Sally closed her eyes, then opened them suddenly to study his face. Such stray phrases as these that fell from his lips always kept the knowledge in her mind of how hard he was.
“Has he been unkind to her?” she hazarded. She forced a spurious interest to please him.
“She says not—but then—she doesn’t know. It’s perhaps as well that she doesn’t. My experience of divorce leads me to see that it’s a dog’s game; mountains are made out of molehills to weight the case one way or another, and he could probably retaliate with a lot of half-truths, quite unprovable; but the mere mentioning of them in the courts would leave a stain on her. No, it’s perhaps as well that she doesn’t know as much as I do. She just thinks they don’t get on and a patch can settle a thing like that. Lord! The number of people nowadays who pull along all right, with marriage lines that are unrecognizable from their original condition because of the patches here and the patches there—why, they’re legion!”
“Are you going to do anything about it?” she asked.
“Me? Oh, I suppose I shall have to be a sort of go-between. She’s my sister, and as far as I can see, she’s pretty miserable.”

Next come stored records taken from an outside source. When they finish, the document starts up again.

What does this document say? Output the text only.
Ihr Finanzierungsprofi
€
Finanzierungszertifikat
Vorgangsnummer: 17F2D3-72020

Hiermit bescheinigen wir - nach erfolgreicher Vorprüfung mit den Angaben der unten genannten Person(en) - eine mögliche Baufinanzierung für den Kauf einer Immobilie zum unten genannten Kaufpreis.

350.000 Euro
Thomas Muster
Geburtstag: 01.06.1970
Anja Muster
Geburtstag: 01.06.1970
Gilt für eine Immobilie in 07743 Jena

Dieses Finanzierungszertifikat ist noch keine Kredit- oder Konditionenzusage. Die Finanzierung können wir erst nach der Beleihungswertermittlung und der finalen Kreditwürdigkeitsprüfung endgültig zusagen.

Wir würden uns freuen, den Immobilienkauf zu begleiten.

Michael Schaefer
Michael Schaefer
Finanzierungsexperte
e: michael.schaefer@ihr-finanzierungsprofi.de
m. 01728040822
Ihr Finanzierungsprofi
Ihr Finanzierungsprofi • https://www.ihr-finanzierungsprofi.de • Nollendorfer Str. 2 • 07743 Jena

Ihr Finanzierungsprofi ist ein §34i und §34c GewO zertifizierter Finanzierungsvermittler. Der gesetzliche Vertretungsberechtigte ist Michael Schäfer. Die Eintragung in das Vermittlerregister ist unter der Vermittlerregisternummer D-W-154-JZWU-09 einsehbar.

On this account, then, began his first visits to Sloane Street. There, the actors in this little play went through their parts—well trained, well rehearsed. There was never a note of the prompter’s voice to reach the ears of Traill from the wings. He listened quietly, sympathetically to her tardy admission of the state of affairs. Three times he went to Sloane Street in the afternoon before he was placed in possession of all the subtle details and never once did he meet Durlacher. Durlacher, himself, was always away. It must be admitted that Traill was interested in these intricate details. They gave him insight into the vagaries, the pitfalls and the fallacies of the life with which he had to deal in the divorce courts. Undoubtedly they were of service to him; undoubtedly, moreover, blood is thicker than water, and he thought, he imagined, that he would be able to save his sister from an impending crisis.